‘Commissarissen moeten proactief dialoog met OR aangaan’

Medezeggenschap

Maatschappelijke ontwikkelingen vragen om meer interactie binnen de governance-driehoek van bestuur, commissarissen en ondernemingsraad, aldus Trude Maas, voorzitter van de Alliantie Medezeggenschap en Governance. ‘Volwassen medezeggenschap is belangrijker dan het afschaffen van de dividendbelasting voor het Nederlandse vestigingsklimaat.’

Governance-driehoek

Op 12 december vindt alweer het vierde jaarcongres plaats van de Alliantie Medezeggenschap en Governance. Thema: maatschappelijke verantwoordelijkheid. Trude Maas is founding mother van de Alliantie, die zich sinds 2015 sterk maakt voor meer ontmoeting, kennisuitwisseling en debat in de governance-driehoek van bestuurder, commissaris en ondernemingsraad. Zelf was ze (voordrachts)commissaris bij onder meer ABN Amro, Arbo Unie, Philips Nederland (voorzitter) en Schiphol. Ze kent de dynamiek binnen de driehoek dus van binnenuit. Bestuur, raad van commissarissen en ondernemingsraad (OR) praten volgens Maas nog te vaak alleen óver elkaar, in plaats van mét elkaar. De Alliantie werd opgericht om de schotten af te breken en een open dialoog mogelijk te maken. Moderne medezeggenschap als missie.

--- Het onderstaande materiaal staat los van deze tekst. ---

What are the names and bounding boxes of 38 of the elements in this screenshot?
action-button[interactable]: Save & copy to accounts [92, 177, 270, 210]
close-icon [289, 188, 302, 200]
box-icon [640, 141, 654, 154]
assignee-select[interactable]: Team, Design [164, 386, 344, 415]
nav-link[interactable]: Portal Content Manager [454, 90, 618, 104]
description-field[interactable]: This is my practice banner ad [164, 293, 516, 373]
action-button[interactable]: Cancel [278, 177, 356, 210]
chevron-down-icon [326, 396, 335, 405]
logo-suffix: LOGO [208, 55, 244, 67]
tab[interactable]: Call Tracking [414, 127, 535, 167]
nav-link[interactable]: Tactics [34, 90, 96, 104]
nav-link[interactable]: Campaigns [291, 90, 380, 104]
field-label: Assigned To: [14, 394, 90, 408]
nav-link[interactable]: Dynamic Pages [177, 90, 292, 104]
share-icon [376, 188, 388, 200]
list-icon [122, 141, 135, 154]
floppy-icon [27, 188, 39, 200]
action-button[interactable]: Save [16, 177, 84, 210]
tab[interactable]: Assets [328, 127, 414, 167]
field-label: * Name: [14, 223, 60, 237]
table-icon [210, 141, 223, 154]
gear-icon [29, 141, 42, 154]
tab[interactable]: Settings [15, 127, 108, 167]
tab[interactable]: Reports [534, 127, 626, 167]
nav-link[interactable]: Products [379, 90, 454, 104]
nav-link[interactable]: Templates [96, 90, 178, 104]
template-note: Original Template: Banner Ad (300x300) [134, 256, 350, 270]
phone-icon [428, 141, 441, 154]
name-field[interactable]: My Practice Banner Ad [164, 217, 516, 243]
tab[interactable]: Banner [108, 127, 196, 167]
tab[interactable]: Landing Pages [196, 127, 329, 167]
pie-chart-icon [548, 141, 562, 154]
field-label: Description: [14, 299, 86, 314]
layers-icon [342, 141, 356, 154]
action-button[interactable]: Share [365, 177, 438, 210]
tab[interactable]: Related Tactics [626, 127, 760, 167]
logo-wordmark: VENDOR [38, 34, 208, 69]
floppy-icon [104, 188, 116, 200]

Waarom is meer dialoog binnen de governance-driehoek zo belangrijk?

‘De maatschappij verwacht in toenemende mate dat bedrijven hun verantwoordelijkheid nemen voor belangrijke kwesties in de samenleving. Die maatschappelijke rol wordt door veel bedrijven nog niet optimaal vervuld. Ze moeten beter inspelen op datgene wat er in de externe omgeving leeft en daarbij rekening houden met de belangen van verschillende stakeholders, zowel binnen als buiten de organisatie. Een structurele dialoog met medezeggenschap kan helpen om die maatschappelijke verantwoordelijkheid concreet in te vullen. Bestuurders en commissarissen moeten zich realiseren dat het denkpotentieel in de organisatie niet exclusief is voorbehouden aan de top: medewerkers denken ook na, kunnen ook goede ideeën hebben en staan midden in de maatschappij. Als je slim bent, maak je daar gebruik van en geef je de interactie met medezeggenschap actief vorm in de driehoek.’

Wat is daarbij het belang voor commissarissen?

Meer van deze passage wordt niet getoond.